They’re creative. They’re important. And they’re almost as big as the military, so hand them more money and quit complaining!
Here’s the NEA’s plea for a piece of the stimulus pie — a plea paid for, of course, with your tax dollars:
There has been much public conversation recently regarding the role of the arts and culture industry in economic stimulus. Following is information that seeks to clarify this issue through two key points: that the arts and culture industry is a sector of the economy just like any other with workers who pay taxes, mortgages, rent and contribute in other ways to the economy; and that the National Endowment for the Arts is uniquely positioned to assist in job stimulation for that industry.

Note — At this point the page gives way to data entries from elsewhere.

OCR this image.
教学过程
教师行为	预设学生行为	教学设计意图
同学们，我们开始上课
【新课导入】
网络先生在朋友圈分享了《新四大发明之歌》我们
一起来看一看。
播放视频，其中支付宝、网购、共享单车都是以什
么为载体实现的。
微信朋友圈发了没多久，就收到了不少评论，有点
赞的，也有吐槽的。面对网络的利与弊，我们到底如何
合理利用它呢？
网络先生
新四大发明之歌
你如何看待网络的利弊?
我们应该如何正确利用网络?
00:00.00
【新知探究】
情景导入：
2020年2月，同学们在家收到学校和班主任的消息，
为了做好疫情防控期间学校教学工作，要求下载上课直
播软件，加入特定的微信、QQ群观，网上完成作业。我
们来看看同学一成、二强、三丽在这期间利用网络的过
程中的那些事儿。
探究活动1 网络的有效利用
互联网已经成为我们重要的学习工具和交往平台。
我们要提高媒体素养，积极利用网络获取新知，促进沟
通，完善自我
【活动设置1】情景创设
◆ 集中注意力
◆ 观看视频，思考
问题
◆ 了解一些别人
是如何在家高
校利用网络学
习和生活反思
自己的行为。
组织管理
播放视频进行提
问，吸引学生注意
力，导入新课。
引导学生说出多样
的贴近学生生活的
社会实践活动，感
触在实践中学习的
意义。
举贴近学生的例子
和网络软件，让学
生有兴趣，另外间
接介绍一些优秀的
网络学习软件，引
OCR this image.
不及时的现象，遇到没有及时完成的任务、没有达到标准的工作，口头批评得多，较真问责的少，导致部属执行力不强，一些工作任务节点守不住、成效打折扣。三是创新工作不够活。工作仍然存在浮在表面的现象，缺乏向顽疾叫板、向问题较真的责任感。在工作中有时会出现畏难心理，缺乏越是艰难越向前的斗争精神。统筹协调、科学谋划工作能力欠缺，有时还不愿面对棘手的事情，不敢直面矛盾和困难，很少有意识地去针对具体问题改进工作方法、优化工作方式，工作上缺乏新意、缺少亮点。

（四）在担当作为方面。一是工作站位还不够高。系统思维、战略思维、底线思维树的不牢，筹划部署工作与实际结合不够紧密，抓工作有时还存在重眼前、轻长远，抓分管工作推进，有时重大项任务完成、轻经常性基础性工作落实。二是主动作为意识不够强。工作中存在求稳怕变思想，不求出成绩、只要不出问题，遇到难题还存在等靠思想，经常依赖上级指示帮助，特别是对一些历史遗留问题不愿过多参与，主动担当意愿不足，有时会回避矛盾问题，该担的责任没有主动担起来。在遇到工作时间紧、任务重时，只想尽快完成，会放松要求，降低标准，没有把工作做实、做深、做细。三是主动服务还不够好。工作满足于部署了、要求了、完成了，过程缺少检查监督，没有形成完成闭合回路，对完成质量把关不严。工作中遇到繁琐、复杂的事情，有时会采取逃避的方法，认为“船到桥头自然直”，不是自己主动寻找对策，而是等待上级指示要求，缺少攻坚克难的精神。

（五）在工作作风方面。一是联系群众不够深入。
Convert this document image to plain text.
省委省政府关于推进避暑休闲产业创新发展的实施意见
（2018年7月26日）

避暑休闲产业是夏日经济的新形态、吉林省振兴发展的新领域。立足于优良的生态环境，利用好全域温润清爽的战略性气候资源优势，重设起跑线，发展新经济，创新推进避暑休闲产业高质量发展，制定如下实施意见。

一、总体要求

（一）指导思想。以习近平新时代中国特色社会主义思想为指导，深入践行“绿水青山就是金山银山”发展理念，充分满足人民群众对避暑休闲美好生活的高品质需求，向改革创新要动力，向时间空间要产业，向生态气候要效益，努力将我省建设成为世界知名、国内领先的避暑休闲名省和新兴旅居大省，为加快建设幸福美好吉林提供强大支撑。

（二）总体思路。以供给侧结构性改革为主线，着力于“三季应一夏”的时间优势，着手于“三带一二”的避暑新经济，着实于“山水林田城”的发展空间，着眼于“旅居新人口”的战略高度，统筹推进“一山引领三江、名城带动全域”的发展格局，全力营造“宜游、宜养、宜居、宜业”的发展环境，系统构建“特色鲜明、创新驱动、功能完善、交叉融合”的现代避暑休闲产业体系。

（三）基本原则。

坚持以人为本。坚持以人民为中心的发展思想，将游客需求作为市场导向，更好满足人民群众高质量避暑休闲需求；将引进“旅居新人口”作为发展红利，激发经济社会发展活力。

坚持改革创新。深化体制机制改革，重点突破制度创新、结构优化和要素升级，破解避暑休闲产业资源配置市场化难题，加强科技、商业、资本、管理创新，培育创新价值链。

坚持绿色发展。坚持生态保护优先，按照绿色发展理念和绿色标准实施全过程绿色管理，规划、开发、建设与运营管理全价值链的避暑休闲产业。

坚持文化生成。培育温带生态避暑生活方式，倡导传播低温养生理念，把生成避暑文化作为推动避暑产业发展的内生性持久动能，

A statement on January 22 from then NEA Chairman Dana Gioia noted, “Arts organizations have been hit enormously hard by the current recession. They’ve seen their support drop from corporations, foundations, and municipalities. This infusion of funds will help sustain them, their staffs, and the artists they employ. We are hopeful that Congress and the new administration will support this important investment.”
The arts and culture sector
A recent study released by the National Governors Association titled Arts and the Economy: Using Arts and Culture to Stimulate State Economic Development states, “Arts and culture are important to state economies. Arts and culture-related industries, also known as creative industries, provide direct economic benefits to states and communities: They create jobs, attract investment, generate tax revenues, and stimulate local economies through tourism and consumer purchases.”
As noted in the NEA study Artists in the Workforce (May 2008), there are two million trained, entrepreneurial working artists across the country who are assets to their communities. Representing 1.4 percent of the U.S. labor force, artists constitute a sizeable class of workers — only slightly smaller than the total number of active-duty and reserve personnel in the U.S. military (2.2 million).